The climb up from Shaw Street is short and rude, and the payoff is the whole city at your feet: both cathedrals, the docks, the Wirral, and on a clear day Snowdonia. The view from Everton Brow is the best in the city and it’s not close.
Everton Park is what happened when a whole neighbourhood of terraced streets came down in the sixties and seventies and nobody quite decided what to put back. What’s left is a big, blunt, grassy hill with the best orientation table in Liverpool and almost nobody on it. The locals know. Tourists don’t. That’s the whole appeal.
Walk the ridge north past the beacon and you get the view in instalments: first the two cathedrals lined up like chess pieces, then the cranes at Seaforth, then — if the visibility is doing you a favour — the hills of North Wales stacked up behind the Wirral. There’s a bench near the top that faces it all square on. We’ve eaten more than one bag of chips on it.
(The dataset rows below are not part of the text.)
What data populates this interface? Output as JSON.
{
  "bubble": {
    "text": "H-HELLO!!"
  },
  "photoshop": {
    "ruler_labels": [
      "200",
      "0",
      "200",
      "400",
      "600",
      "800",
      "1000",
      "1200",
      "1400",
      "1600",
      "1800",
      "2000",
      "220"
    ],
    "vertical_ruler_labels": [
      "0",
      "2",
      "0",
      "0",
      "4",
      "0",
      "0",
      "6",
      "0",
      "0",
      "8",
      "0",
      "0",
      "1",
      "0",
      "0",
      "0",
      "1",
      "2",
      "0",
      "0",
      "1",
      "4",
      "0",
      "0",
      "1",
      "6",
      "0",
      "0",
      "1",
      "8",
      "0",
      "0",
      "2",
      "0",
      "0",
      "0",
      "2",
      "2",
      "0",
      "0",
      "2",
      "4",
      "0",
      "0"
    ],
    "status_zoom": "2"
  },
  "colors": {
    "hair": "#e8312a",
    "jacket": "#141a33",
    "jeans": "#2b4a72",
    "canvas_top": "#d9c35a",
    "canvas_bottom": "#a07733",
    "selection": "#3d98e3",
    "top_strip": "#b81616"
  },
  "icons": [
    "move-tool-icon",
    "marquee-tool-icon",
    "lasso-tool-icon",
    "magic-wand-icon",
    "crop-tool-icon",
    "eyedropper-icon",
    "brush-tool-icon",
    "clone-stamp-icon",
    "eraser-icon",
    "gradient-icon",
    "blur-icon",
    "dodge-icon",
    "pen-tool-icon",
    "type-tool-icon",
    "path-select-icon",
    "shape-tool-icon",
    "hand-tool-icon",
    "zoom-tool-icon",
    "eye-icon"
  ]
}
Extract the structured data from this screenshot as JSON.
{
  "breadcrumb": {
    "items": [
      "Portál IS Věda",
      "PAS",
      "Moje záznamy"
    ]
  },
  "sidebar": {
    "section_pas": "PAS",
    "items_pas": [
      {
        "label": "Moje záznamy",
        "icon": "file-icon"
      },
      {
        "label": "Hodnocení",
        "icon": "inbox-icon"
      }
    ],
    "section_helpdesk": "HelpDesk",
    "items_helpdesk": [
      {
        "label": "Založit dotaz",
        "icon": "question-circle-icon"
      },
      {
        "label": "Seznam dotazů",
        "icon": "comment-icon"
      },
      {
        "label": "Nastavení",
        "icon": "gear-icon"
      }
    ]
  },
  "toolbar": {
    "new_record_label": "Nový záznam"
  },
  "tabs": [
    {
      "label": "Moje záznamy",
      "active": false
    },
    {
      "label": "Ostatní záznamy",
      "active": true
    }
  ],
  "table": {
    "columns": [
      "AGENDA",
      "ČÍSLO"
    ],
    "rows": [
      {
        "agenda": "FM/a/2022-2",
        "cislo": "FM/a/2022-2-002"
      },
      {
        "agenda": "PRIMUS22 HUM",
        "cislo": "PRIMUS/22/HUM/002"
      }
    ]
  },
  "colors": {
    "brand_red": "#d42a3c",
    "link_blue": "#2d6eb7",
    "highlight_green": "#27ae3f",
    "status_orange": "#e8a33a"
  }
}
Come down through the old Everton Village side, past St George’s — the cast-iron church, worth the two-minute detour — and loop back along Netherfield Road. The descent is kinder on the knees than the climb was on the lungs.
Timing matters here more than on any other walk on this site. Go an hour before sunset on a clear evening and you’ll wonder why anyone pays for the tourist attractions. Go in horizontal rain and you’ll last ten minutes. We’ve done both.